An ambulance driver once asked me, as I called them in fear of answering suicidal thoughts following a bad relationship, why I, such a pretty girl could even have problems like this?! A flippant remark, sure. No harm done. If you think about it though; I was crying on the doorsteps of my home, contemplating suicide and the first thing that came to the ambulance driver’s mind was to console me by objectifying me?
This is a recount of my immediate surroundings. There are so many other stories I have come to learn about, but again I would sit here for a very long time if I had to recall every single one.
So, dear men,
when you say ‘not all men’ — which men exactly are you telling me are with 100% certainty safe? Because I don’t know, and I don’t think you do either.
I watch a good friend of mine tell his teenage daughter to not do this, or that he worries because he knows what men are like! Why do you say that when you claim so loudly ‘not all men’? I don’t know one man who has a daughter that hasn’t used the line “I know what men are like!” when trying to convince their child to not go somewhere or do something. Why is that if you now are trying to reassure us all ‘not all men’ are to fear?

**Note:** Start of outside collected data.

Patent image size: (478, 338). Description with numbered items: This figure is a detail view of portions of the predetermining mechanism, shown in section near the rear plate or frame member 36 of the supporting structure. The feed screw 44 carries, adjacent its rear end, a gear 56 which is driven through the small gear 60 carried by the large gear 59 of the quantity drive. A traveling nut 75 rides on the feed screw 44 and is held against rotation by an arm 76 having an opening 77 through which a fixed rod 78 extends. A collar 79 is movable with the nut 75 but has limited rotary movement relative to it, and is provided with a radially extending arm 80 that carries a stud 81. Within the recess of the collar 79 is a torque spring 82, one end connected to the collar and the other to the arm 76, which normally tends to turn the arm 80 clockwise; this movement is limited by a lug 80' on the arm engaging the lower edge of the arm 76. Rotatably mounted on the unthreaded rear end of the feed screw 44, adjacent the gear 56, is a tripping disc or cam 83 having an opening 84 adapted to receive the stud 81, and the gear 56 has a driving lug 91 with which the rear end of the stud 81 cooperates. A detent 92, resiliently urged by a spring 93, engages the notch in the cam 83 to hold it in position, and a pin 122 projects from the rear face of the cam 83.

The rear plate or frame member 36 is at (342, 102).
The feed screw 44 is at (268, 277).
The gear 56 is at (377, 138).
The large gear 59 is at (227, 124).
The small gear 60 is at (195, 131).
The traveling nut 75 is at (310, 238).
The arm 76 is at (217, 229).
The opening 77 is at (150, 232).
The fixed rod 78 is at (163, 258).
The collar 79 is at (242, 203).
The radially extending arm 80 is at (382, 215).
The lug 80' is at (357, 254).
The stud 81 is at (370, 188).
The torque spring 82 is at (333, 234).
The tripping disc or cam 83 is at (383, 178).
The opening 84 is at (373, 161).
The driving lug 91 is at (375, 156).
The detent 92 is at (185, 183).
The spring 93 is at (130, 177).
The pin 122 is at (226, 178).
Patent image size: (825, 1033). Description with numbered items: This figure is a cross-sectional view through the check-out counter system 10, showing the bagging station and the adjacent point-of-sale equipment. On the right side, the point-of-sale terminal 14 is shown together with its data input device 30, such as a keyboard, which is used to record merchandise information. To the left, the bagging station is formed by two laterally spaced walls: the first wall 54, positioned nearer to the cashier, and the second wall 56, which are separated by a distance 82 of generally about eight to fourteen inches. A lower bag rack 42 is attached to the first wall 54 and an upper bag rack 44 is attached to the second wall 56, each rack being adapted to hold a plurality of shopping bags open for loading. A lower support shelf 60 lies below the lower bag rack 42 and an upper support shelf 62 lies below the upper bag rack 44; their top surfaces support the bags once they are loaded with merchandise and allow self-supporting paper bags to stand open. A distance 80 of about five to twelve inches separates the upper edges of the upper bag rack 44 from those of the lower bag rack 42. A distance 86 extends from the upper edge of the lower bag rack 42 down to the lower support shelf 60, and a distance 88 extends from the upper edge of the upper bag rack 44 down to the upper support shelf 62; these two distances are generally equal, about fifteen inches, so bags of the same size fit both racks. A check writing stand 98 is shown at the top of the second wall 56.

I have to be wary when I go meet my friends for drinks. My mother has to bring her phone when she walks her dog in her countryside surroundings. My daughter calls me if she is walking alone IN DAYLIGHT so I can offer her comfort and security. My friends tell me to text each other when having gotten home safely and to always note the taxi driver’s licence. Always!
With that in mind, I would like to ask you again, as you are so adamant that Sarah Everard’s horrifyingly heart-breaking murder was a “freak” incident and as I have given you accounts of a few different people in my immediate circle, experiences in four different countries, including your own — which men are safe for me to walk alongside, alone in the dark? Or if not that, which men can I point out to stand beside of when ordering a drink at the bar, without receiving a sleazy comment or being groped by? Which men would you leave your own daughter alone with?
I watch my friend who has a teenage son and a teenage daughter and how he celebrates his son’s success with women in a perhaps chauvinistic proud way, if you know what I mean — in the same breath he tells his daughter to be vigilant. Exactly the same conversation I had with my mum many years ago.
Change the dialogue with your sons because only then can we make a change for your daughters, and only then can we all join in with your hashtag #notallmen — believe it or not, #allwomen want that too to be the truth, more than anything! More than you!